Synergetic enhancement of ultimate strength and damping properties by pore structure in novel porous Cu-Al-Mn shape memory alloy

Abstract

To meet the higher device vibration reduction requirements, novel porous Cu71Al18Mn11 shape memory alloys (SMAs) with controllable porosity were prepared using Cu, Al, and Mn elemental powders as raw materials. To further enhance the strength and damping performance of SMAs, a low-temperature reactive synthesis combined with spark plasma sintering (LTRS+SPS) process was used. In this paper, the effects of LTRS+SPS process on pore structure and texture, compressive strength, and damping properties of porous Cu71Al18Mn11 alloy were studied.

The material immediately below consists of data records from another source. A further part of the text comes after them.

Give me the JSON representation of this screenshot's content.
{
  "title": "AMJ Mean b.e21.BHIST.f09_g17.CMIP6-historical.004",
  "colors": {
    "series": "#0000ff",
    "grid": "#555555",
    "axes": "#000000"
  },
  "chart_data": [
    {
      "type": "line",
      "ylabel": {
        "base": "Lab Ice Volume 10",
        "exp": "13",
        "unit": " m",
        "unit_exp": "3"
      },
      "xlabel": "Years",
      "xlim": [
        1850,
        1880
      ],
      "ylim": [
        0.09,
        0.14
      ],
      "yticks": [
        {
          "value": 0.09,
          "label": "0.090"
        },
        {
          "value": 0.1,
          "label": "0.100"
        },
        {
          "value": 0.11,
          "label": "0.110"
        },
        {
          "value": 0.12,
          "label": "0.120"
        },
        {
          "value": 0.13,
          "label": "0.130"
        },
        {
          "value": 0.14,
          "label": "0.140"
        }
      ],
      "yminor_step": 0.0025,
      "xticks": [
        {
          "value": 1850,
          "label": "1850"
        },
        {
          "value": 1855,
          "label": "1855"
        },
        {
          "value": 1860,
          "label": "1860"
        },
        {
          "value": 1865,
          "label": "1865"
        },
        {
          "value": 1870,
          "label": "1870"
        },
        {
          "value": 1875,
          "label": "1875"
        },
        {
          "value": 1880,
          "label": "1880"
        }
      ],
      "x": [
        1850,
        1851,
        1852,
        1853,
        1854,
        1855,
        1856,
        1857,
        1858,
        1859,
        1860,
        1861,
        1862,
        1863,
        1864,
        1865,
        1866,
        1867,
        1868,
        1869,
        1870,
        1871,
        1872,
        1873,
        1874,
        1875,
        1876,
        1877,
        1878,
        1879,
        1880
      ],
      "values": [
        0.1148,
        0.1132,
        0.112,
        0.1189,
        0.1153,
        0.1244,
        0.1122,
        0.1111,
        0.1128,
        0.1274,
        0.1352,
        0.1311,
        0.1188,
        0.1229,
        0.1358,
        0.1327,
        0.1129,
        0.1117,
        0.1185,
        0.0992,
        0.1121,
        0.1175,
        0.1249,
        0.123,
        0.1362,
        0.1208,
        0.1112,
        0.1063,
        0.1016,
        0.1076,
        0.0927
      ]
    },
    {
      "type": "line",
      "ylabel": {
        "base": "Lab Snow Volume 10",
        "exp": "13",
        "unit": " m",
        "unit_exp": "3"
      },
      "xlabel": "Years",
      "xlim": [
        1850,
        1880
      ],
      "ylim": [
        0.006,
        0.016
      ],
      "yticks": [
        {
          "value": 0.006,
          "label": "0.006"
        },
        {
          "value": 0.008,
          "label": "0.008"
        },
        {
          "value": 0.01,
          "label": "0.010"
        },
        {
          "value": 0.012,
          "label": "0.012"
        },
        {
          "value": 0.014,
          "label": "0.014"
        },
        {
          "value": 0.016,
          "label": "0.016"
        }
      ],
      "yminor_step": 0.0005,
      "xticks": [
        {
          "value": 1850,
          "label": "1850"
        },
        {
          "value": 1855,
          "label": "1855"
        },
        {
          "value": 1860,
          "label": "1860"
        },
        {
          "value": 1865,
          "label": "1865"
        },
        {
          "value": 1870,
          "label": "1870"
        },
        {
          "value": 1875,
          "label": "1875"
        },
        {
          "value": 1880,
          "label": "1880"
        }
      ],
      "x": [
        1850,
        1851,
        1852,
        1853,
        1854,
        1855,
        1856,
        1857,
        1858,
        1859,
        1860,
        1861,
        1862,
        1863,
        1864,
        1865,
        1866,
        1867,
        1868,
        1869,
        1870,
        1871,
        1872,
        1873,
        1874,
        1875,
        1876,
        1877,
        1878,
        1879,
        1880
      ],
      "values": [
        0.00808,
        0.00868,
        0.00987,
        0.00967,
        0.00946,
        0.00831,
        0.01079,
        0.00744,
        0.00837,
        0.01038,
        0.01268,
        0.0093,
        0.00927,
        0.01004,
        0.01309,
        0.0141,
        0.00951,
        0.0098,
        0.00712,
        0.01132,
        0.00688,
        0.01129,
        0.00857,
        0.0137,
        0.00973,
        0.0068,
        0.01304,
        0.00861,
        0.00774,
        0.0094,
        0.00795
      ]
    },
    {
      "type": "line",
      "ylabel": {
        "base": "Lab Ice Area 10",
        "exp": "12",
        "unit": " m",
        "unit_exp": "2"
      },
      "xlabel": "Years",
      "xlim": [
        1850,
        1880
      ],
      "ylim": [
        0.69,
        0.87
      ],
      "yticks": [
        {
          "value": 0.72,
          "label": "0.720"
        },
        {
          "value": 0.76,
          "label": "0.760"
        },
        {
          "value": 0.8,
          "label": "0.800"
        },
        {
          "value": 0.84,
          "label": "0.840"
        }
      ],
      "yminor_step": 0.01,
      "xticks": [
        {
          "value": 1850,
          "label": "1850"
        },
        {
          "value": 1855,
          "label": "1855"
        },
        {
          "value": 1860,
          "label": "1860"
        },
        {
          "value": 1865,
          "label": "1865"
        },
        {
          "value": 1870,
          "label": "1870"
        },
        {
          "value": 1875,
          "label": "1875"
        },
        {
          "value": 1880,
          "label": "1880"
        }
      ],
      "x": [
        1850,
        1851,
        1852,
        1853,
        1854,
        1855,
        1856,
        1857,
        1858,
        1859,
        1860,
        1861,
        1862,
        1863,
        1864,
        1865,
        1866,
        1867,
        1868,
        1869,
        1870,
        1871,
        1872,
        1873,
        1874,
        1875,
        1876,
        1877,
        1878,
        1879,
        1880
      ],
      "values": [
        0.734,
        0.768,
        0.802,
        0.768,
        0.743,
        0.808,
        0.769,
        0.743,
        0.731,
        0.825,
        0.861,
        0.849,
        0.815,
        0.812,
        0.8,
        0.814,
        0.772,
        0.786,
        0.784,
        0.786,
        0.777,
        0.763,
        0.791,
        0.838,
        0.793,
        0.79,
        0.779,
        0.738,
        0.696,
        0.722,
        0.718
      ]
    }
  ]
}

The outcomes indicated that LTRS+SPS process can effectively improve both compressive strength and damping properties. The associated closed pore structure caused by this process and the second phase γ2 phase formed by element diffusion result in a variety in compressive strength from 324.6 MPa to 617.9 MPa, which were 3.9 times that of the comparable porosity alloy with alloy powder as raw material by vacuum sintering. Meanwhile, the damping value changed from 0.27 to 0.10, which was 4.5 times that of the homogeneous dense alloy. The increase in damping property is caused by the increase of motionable interfaces in the matrix for the introduction of pores, which leads to the increase of energy dissipation. Besides. the interaction between the second phase γ2 and dislocation contributes to the improvement of damping, as well as the compressive strength. These findings in this paper provide new insights and references for the structural design and microstructure design of high-performance Cu-based alloys.